Les derniers billets me ramènent à un livre lu il y a longtemps. Il parlait de RSE.

Parmi les scénarios d’évolution de l’IA, il y a celui de 2001 Odyssée de l’espace, disais-je. Mais l’entrepreneur américain n’en a cure. La seule responsabilité qu’il ait c’est de réussir. La fin justifie les moyens. L’humanité peut crever. La seule chose qu’il respecte, c’est la force.

La culture de la drogue

Midnight express : propagande ? L’histoire racontée serait une fausse nouvelle. Les USA accusaient la Turquie de leur exporter de la drogue. En arrêtant un trafiquant, la Turquie a voulu leur rendre la monnaie de leur pièce. Ledit trafiquant, d’ailleurs, ne se serait pas libéré par ses propres moyens, comme le raconte le film, mais par l’intervention de la CIA. Quelques années plus tard, il est venu s’excuser des dommages qu’il avait causés à la Turquie.
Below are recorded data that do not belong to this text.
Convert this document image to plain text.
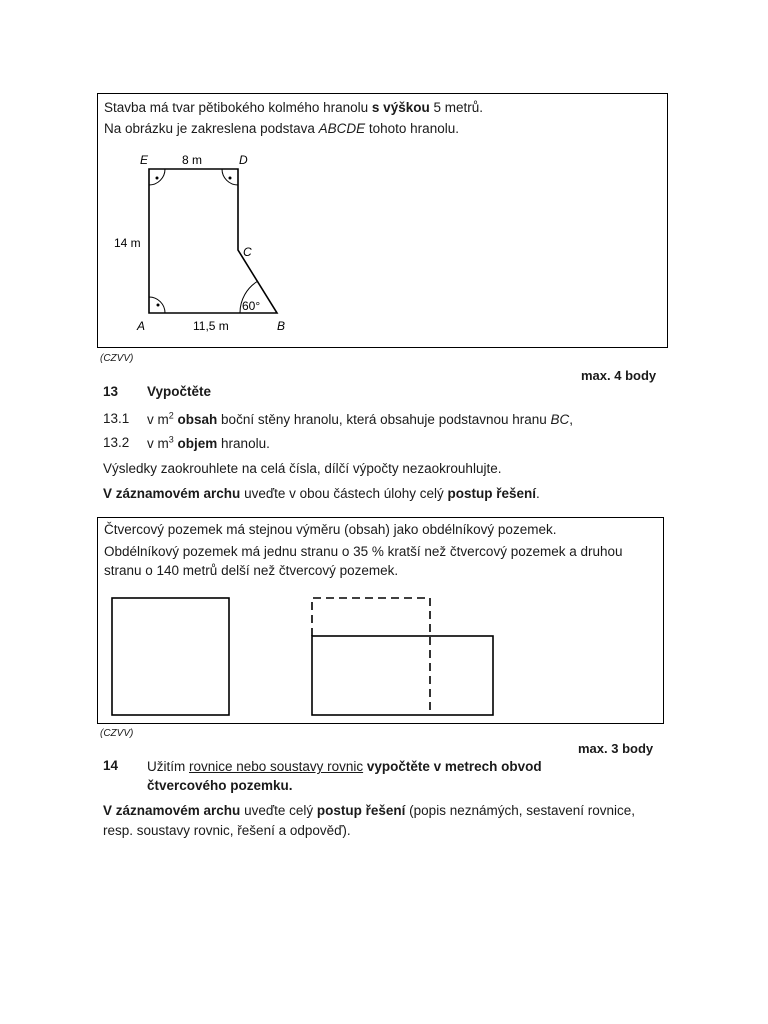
Stavba má tvar pětibokého kolmého hranolu s výškou 5 metrů.
Na obrázku je zakreslena podstava ABCDE tohoto hranolu.
60°
E	D
C
A	B
8 m
14 m
11,5 m
(CZVV)
max. 4 body
13 Vypočtěte
13.1 v $m^2$ obsah boční stěny hranolu, která obsahuje podstavnou hranu BC,
13.2 v $m^3$ objem hranolu.
Výsledky zaokrouhlete na celá čísla, dílčí výpočty nezaokrouhlujte.
V záznamovém archu uveďte v obou částech úlohy celý postup řešení.
Čtvercový pozemek má stejnou výměru (obsah) jako obdélníkový pozemek.
Obdélníkový pozemek má jednu stranu o 35 % kratší než čtvercový pozemek a druhou
stranu o 140 metrů delší než čtvercový pozemek.
(CZVV)
max. 3 body
14 Užitím rovnice nebo soustavy rovnic vypočtěte v metrech obvod
čtvercového pozemku.
V záznamovém archu uveďte celý postup řešení (popis neznámých, sestavení rovnice,
resp. soustavy rovnic, řešení a odpověď).
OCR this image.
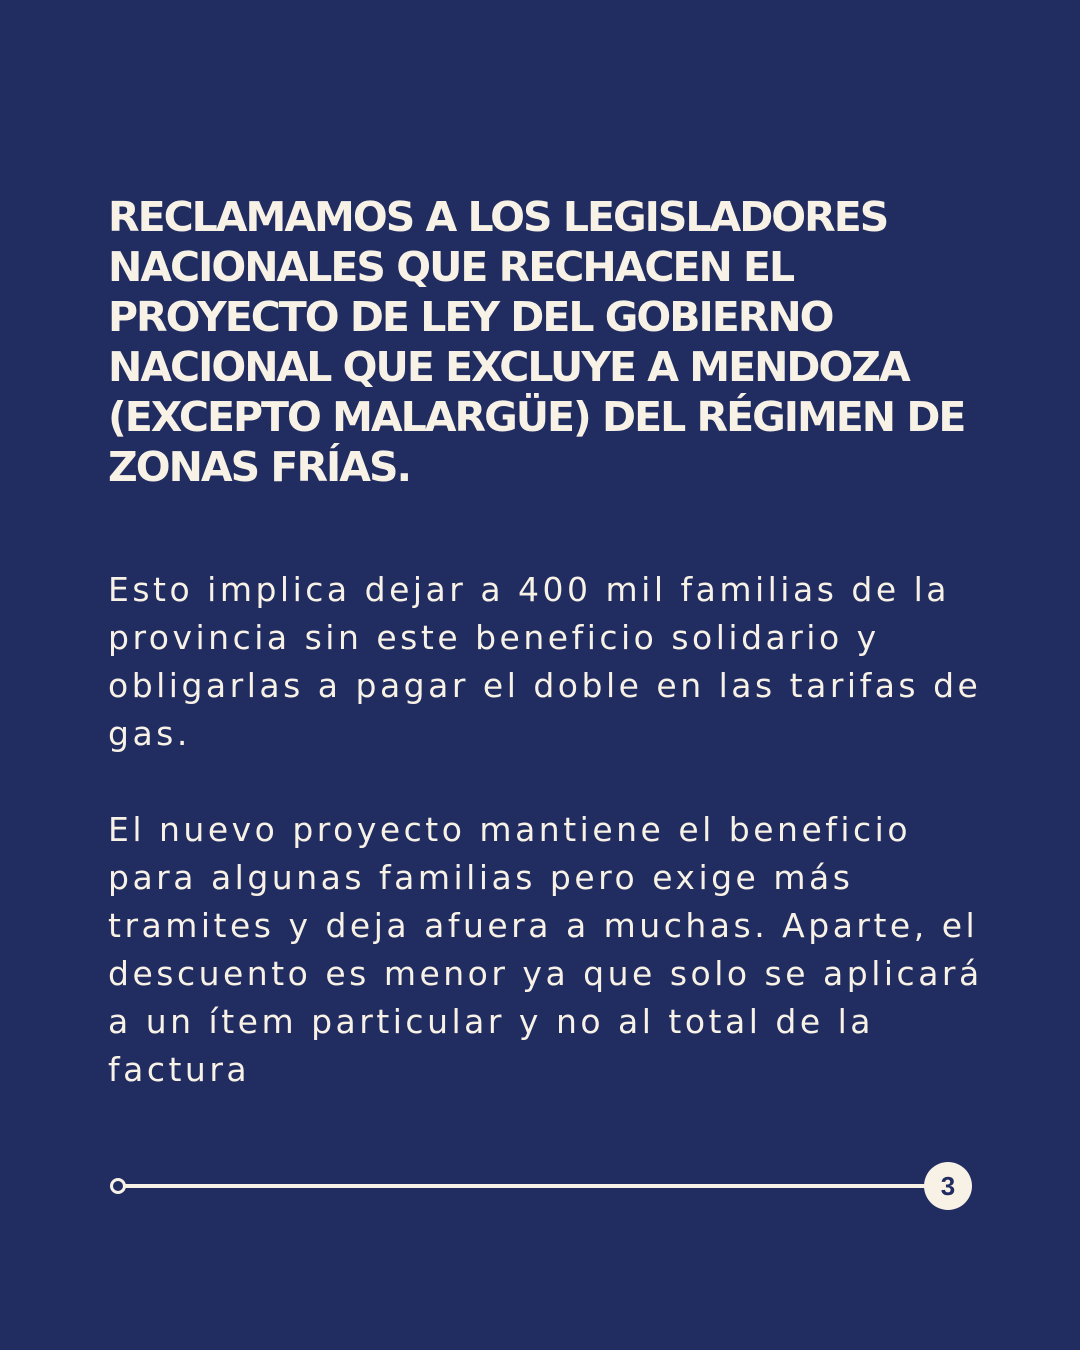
RECLAMAMOS A LOS LEGISLADORES NACIONALES QUE RECHACEN EL PROYECTO DE LEY DEL GOBIERNO NACIONAL QUE EXCLUYE A MENDOZA (EXCEPTO MALARGÜE) DEL RÉGIMEN DE ZONAS FRÍAS.

Esto implica dejar a 400 mil familias de la provincia sin este beneficio solidario y obligarlas a pagar el doble en las tarifas de gas.

El nuevo proyecto mantiene el beneficio para algunas familias pero exige más tramites y deja afuera a muchas. Aparte, el descuento es menor ya que solo se aplicará a un ítem particular y no al total de la factura

3
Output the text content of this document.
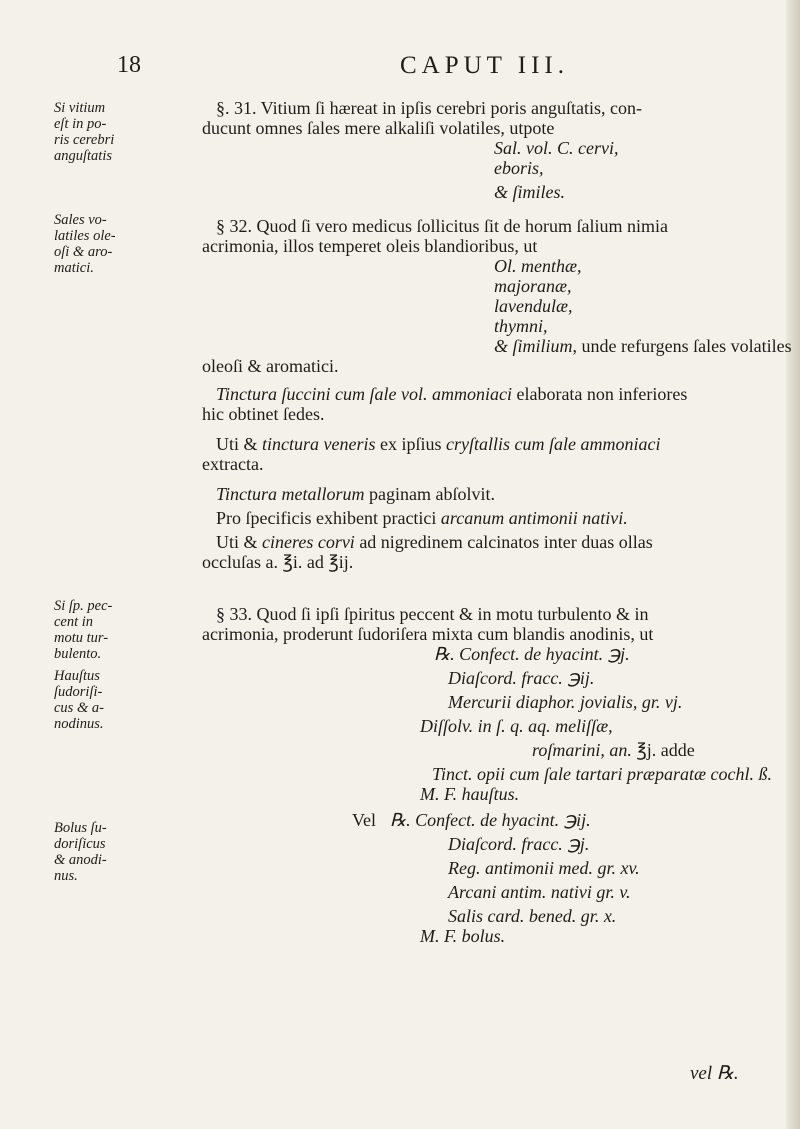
18	CAPUT III.
Si vitium
eſt in po-
ris cerebri
anguſtatis
Sales vo-
latiles ole-
oſi & aro-
matici.
Si ſp. pec-
cent in
motu tur-
bulento.
Hauſtus
ſudoriſi-
cus & a-
nodinus.
Bolus ſu-
doriſicus
& anodi-
nus.
§. 31. Vitium ſi hæreat in ipſis cerebri poris anguſtatis, con-
ducunt omnes ſales mere alkaliſi volatiles, utpote
Sal. vol. C. cervi,
eboris,
& ſimiles.
§ 32. Quod ſi vero medicus ſollicitus ſit de horum ſalium nimia
acrimonia, illos temperet oleis blandioribus, ut
Ol. menthæ,
majoranæ,
lavendulæ,
thymni,
& ſimilium, unde refurgens ſales volatiles
oleoſi & aromatici.
Tinctura ſuccini cum ſale vol. ammoniaci elaborata non inferiores
hic obtinet ſedes.
Uti & tinctura veneris ex ipſius cryſtallis cum ſale ammoniaci
extracta.
Tinctura metallorum paginam abſolvit.
Pro ſpecificis exhibent practici arcanum antimonii nativi.
Uti & cineres corvi ad nigredinem calcinatos inter duas ollas
occluſas a. ℥i. ad ℥ij.
§ 33. Quod ſi ipſi ſpiritus peccent & in motu turbulento & in
acrimonia, proderunt ſudoriſera mixta cum blandis anodinis, ut
℞. Confect. de hyacint. ℈j.
Diaſcord. fracc. ℈ij.
Mercurii diaphor. jovialis, gr. vj.
Diſſolv. in ſ. q. aq. meliſſæ,
roſmarini, an. ℥j. adde
Tinct. opii cum ſale tartari præparatæ cochl. ß.
M. F. hauſtus.
Vel ℞. Confect. de hyacint. ℈ij.
Diaſcord. fracc. ℈j.
Reg. antimonii med. gr. xv.
Arcani antim. nativi gr. v.
Salis card. bened. gr. x.
M. F. bolus.
vel ℞.
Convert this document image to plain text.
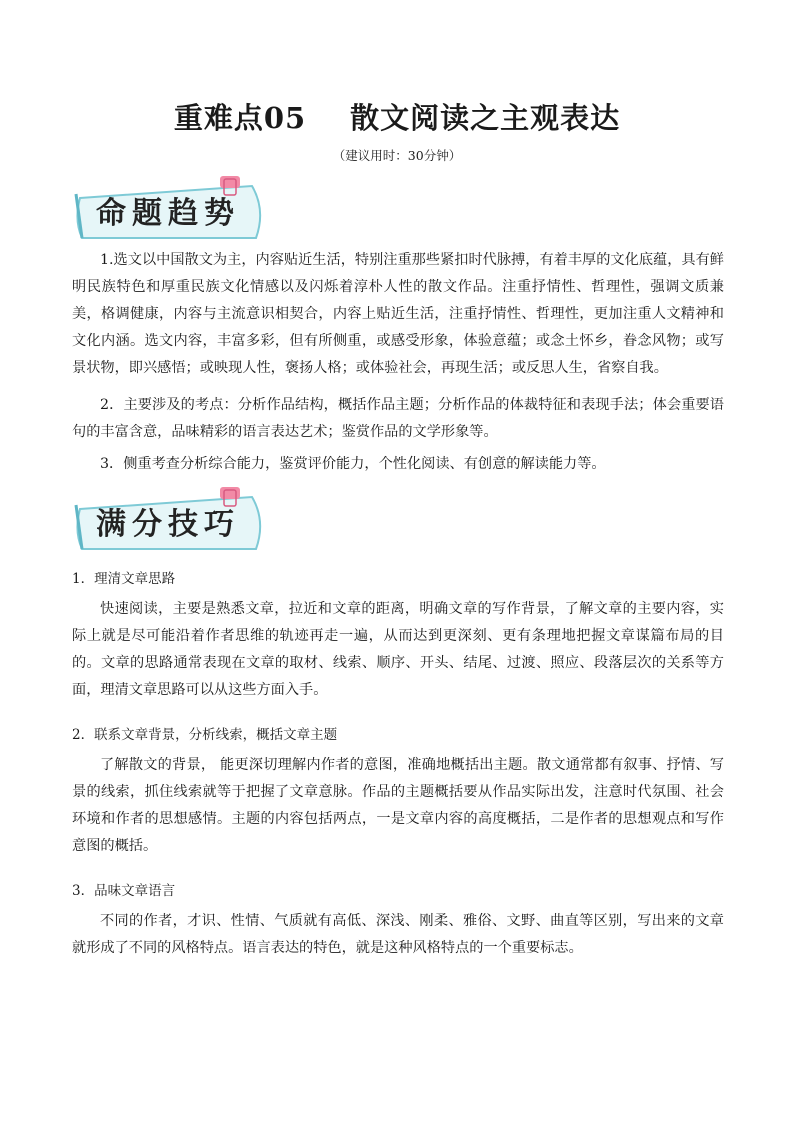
重难点05 散文阅读之主观表达
（建议用时：30分钟）
命题趋势
1.选文以中国散文为主，内容贴近生活，特别注重那些紧扣时代脉搏，有着丰厚的文化底蕴，具有鲜明民族特色和厚重民族文化情感以及闪烁着淳朴人性的散文作品。注重抒情性、哲理性，强调文质兼美，格调健康，内容与主流意识相契合，内容上贴近生活，注重抒情性、哲理性，更加注重人文精神和文化内涵。选文内容，丰富多彩，但有所侧重，或感受形象，体验意蕴；或念土怀乡，眷念风物；或写景状物，即兴感悟；或映现人性，褒扬人格；或体验社会，再现生活；或反思人生，省察自我。
2．主要涉及的考点：分析作品结构，概括作品主题；分析作品的体裁特征和表现手法；体会重要语句的丰富含意，品味精彩的语言表达艺术；鉴赏作品的文学形象等。
3．侧重考查分析综合能力，鉴赏评价能力，个性化阅读、有创意的解读能力等。
满分技巧
1．理清文章思路
快速阅读，主要是熟悉文章，拉近和文章的距离，明确文章的写作背景，了解文章的主要内容，实际上就是尽可能沿着作者思维的轨迹再走一遍，从而达到更深刻、更有条理地把握文章谋篇布局的目的。文章的思路通常表现在文章的取材、线索、顺序、开头、结尾、过渡、照应、段落层次的关系等方面，理清文章思路可以从这些方面入手。
2．联系文章背景，分析线索，概括文章主题
了解散文的背景， 能更深切理解内作者的意图，准确地概括出主题。散文通常都有叙事、抒情、写景的线索，抓住线索就等于把握了文章意脉。作品的主题概括要从作品实际出发，注意时代氛围、社会环境和作者的思想感情。主题的内容包括两点，一是文章内容的高度概括，二是作者的思想观点和写作意图的概括。
3．品味文章语言
不同的作者，才识、性情、气质就有高低、深浅、刚柔、雅俗、文野、曲直等区别，写出来的文章就形成了不同的风格特点。语言表达的特色，就是这种风格特点的一个重要标志。
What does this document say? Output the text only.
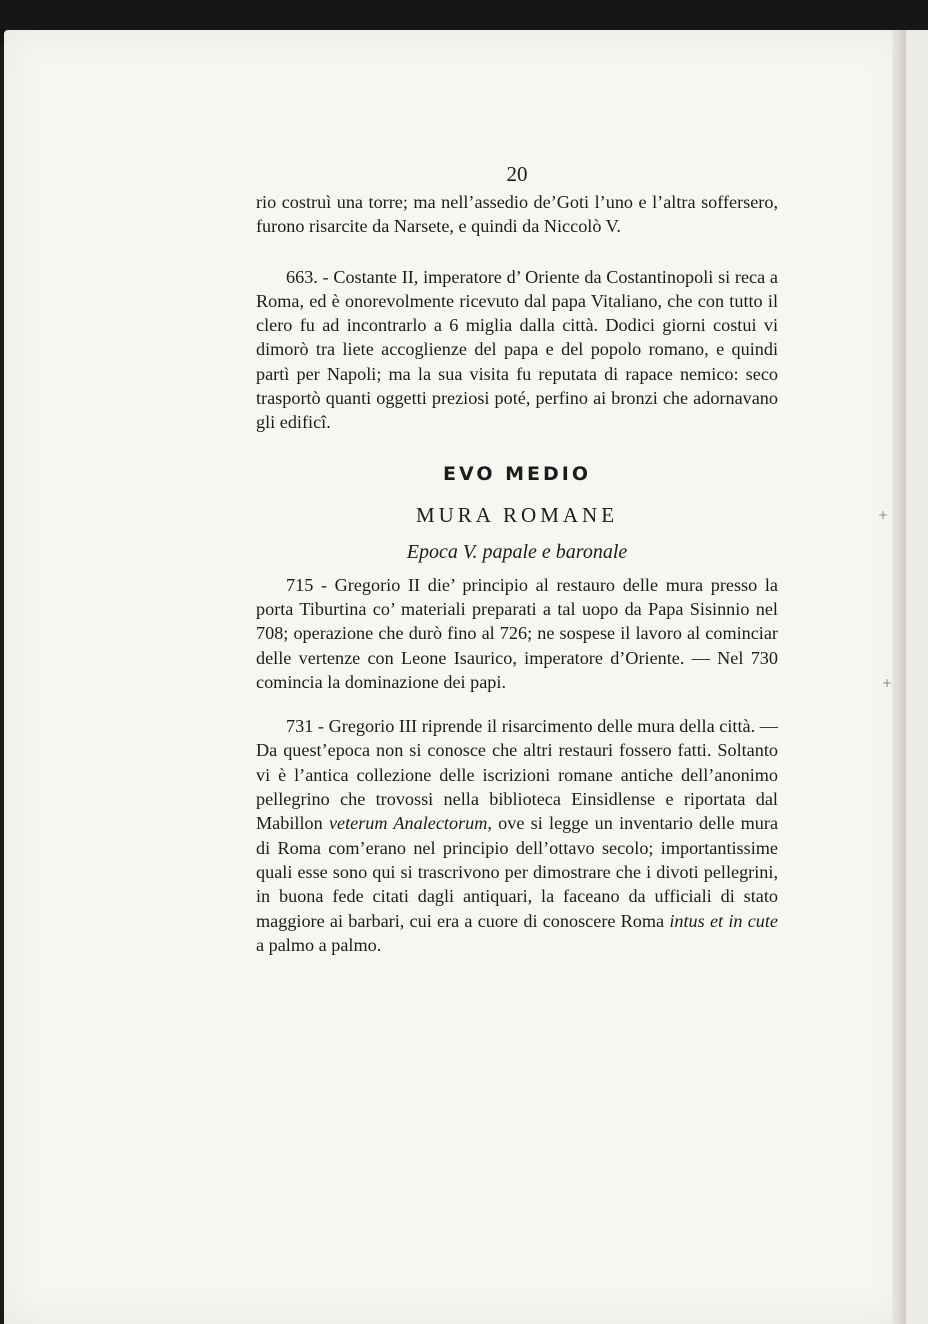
+
+
20

rio costruì una torre; ma nell’assedio de’Goti l’uno e l’altra soffersero, furono risarcite da Narsete, e quindi da Niccolò V.

663. - Costante II, imperatore d’ Oriente da Costantinopoli si reca a Roma, ed è onorevolmente ricevuto dal papa Vitaliano, che con tutto il clero fu ad incontrarlo a 6 miglia dalla città. Dodici giorni costui vi dimorò tra liete accoglienze del papa e del popolo romano, e quindi partì per Napoli; ma la sua visita fu reputata di rapace nemico: seco trasportò quanti oggetti preziosi poté, perfino ai bronzi che adornavano gli edificî.

EVO MEDIO
MURA ROMANE
Epoca V. papale e baronale

715 - Gregorio II die’ principio al restauro delle mura presso la porta Tiburtina co’ materiali preparati a tal uopo da Papa Sisinnio nel 708; operazione che durò fino al 726; ne sospese il lavoro al cominciar delle vertenze con Leone Isaurico, imperatore d’Oriente. — Nel 730 comincia la dominazione dei papi.

731 - Gregorio III riprende il risarcimento delle mura della città. — Da quest’epoca non si conosce che altri restauri fossero fatti. Soltanto vi è l’antica collezione delle iscrizioni romane antiche dell’anonimo pellegrino che trovossi nella biblioteca Einsidlense e riportata dal Mabillon veterum Analectorum, ove si legge un inventario delle mura di Roma com’erano nel principio dell’ottavo secolo; importantissime quali esse sono qui si trascrivono per dimostrare che i divoti pellegrini, in buona fede citati dagli antiquari, la faceano da ufficiali di stato maggiore ai barbari, cui era a cuore di conoscere Roma intus et in cute a palmo a palmo.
Peut-être serait-il temps de s’intéresser à l’hypocrisie des USA ? Car l’histoire récente ne semble que le résultat de leurs coups foireux, et de leur incapacité à voir plus loin que le bout de leur nez. Ainsi, en Afghanistan, ils ont laissé leurs alliés cultiver la drogue (que les Talibans avaient éradiquée), au motif que ça ne pouvait pas leur faire de mal, puisqu’elle était à destination de l’Europe.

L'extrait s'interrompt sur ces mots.